Figure 4A and B shows the wound contraction and percent of re-epithelization in acute and chronic wounds as well as in non-treated wounds. The percentages of wound contraction and re-epithelialization were significant (p < 0.0001) between wounds treated with ASCs and control wounds both in acute and chronic conditions at 7, 30 and 90 days posttreatment. At 90 days, re-epithelization of acute and chronic wounds reached more than 97%. On the other hand, we have analyzed data of acute wounds that have received one or two doses, obtaining the same significant difference p < 0.0001.
These data indicate the success of ASCs in wound healing therapy, providing faster wound healing and re-epithelization than that of other treatments.
With respect to the histopathological study, Fig. 5A and 5B data support the active regenerative process, which revealed better organization of re-epithelialization, reduced inflammatory infiltrate, marked collagen fibers and the presence of multiple hair follicles in different stages of activity on day 7 after treatment with ASCs by promoting epidermal and dermal regeneration.

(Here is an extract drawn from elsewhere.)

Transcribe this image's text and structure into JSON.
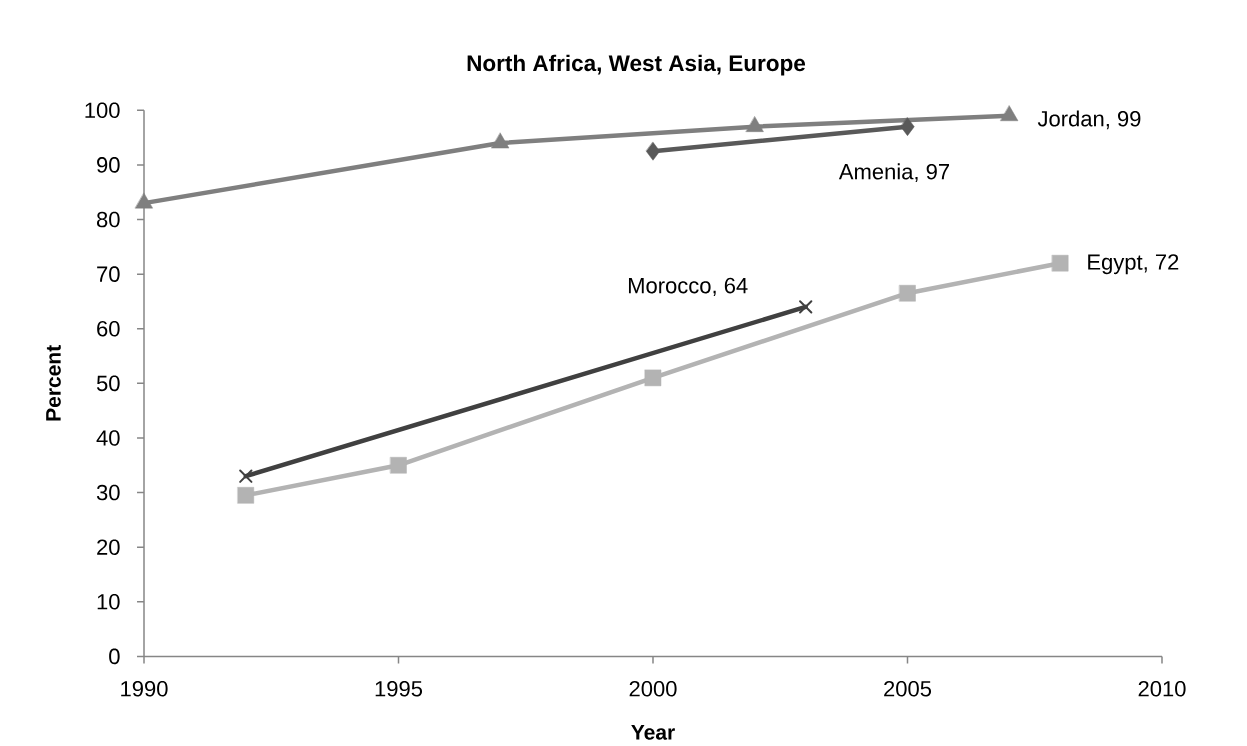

In this study, we analyzed the gene expression of IL10, MMP-2, GM-CSF and VEGFA in the process of cutaneous wound healing in a canine model treated with ASCs.

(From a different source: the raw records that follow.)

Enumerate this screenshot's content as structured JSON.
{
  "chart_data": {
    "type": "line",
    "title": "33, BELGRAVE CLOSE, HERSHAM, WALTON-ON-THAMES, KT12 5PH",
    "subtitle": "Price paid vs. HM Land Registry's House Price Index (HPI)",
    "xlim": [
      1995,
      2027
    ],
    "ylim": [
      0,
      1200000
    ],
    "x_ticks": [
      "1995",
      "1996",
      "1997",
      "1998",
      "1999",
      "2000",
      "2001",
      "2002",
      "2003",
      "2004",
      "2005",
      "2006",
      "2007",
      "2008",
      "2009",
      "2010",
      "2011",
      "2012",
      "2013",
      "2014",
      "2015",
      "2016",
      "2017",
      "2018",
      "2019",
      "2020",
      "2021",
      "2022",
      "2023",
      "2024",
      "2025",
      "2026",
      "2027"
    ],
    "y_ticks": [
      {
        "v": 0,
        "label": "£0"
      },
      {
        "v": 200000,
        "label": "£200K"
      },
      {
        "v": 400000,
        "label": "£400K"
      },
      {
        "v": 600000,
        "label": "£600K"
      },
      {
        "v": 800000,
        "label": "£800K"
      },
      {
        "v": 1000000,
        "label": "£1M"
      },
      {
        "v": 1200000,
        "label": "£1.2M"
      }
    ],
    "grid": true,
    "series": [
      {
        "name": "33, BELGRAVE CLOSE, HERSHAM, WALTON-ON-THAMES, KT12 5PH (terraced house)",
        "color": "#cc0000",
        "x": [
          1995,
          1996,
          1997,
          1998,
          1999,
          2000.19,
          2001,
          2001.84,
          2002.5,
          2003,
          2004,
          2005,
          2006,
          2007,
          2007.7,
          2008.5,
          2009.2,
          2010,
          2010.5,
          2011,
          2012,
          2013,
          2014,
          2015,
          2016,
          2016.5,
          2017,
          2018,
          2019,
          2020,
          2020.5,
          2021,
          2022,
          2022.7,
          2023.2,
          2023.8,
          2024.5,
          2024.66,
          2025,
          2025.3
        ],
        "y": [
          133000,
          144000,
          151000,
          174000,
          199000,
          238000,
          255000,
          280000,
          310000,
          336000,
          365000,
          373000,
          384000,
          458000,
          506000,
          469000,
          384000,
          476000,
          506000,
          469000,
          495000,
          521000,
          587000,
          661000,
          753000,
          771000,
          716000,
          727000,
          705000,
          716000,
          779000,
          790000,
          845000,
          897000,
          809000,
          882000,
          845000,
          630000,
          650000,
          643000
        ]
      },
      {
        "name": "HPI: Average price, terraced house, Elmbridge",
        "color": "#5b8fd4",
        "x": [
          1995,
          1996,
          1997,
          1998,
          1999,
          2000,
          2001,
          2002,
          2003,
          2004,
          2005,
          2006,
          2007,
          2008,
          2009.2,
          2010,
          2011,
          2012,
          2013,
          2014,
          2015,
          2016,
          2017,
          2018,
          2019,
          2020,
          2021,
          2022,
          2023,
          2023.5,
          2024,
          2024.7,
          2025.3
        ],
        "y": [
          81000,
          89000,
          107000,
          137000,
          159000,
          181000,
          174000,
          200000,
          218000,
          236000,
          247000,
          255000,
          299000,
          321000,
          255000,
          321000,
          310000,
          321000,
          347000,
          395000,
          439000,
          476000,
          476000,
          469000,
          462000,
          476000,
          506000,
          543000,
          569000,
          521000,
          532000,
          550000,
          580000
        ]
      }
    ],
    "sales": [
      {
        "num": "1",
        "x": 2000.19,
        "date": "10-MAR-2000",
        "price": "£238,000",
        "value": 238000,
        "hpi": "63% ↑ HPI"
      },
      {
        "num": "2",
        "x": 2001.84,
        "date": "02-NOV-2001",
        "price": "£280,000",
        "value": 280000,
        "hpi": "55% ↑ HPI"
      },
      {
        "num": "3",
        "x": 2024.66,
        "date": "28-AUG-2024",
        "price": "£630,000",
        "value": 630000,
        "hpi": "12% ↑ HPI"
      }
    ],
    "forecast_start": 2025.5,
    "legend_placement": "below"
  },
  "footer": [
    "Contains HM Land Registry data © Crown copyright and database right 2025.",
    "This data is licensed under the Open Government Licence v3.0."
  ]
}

It is well known that the process of wound healing is an organized event resulting in the restoration of the skin. It involves the interactions of many different cell types, matrix components, and biochemical factors. In this context, the GM-CSF gene is a possible candidate for the regulation of wound healing because it is synthesized by a number of cells involved in the repair process [50–54] .
Consistent with these comments, we found an upregulation of GM-CSF at the gene level in our canine model treated with ASCs. GM-CSF has been shown to exert beneficial effects on wound healing in patients suffering from poorly healing wounds and chronic skin ulcers with diverse etiology [55, 56] .
Considering the role of GM-CSF in transmigration (Fig. 2), the increased gene expression levels of GM-CSF may contribute to the recruitment of cells that participate in skin repair to the site of injury.
However, for IL10 and MMP-2 genes, there were no significant differences between treatments. With respect to VEGFA gene, we expected an increase in gene expression, taking into consideration the histological findings, which revealed better organization of re-epithelialization; on the contrary, a significant decrease was found. However, other authors showed that increased vascularization is associated with GM-CSF [55] .
In view of the data we present in this study, we suggest that the beneficial effects observed in canine wounds after allogenic ASC therapy are due not only to direct ASC action but also to indirect paracrine processes through the induction of secondary factors involved in wound repair.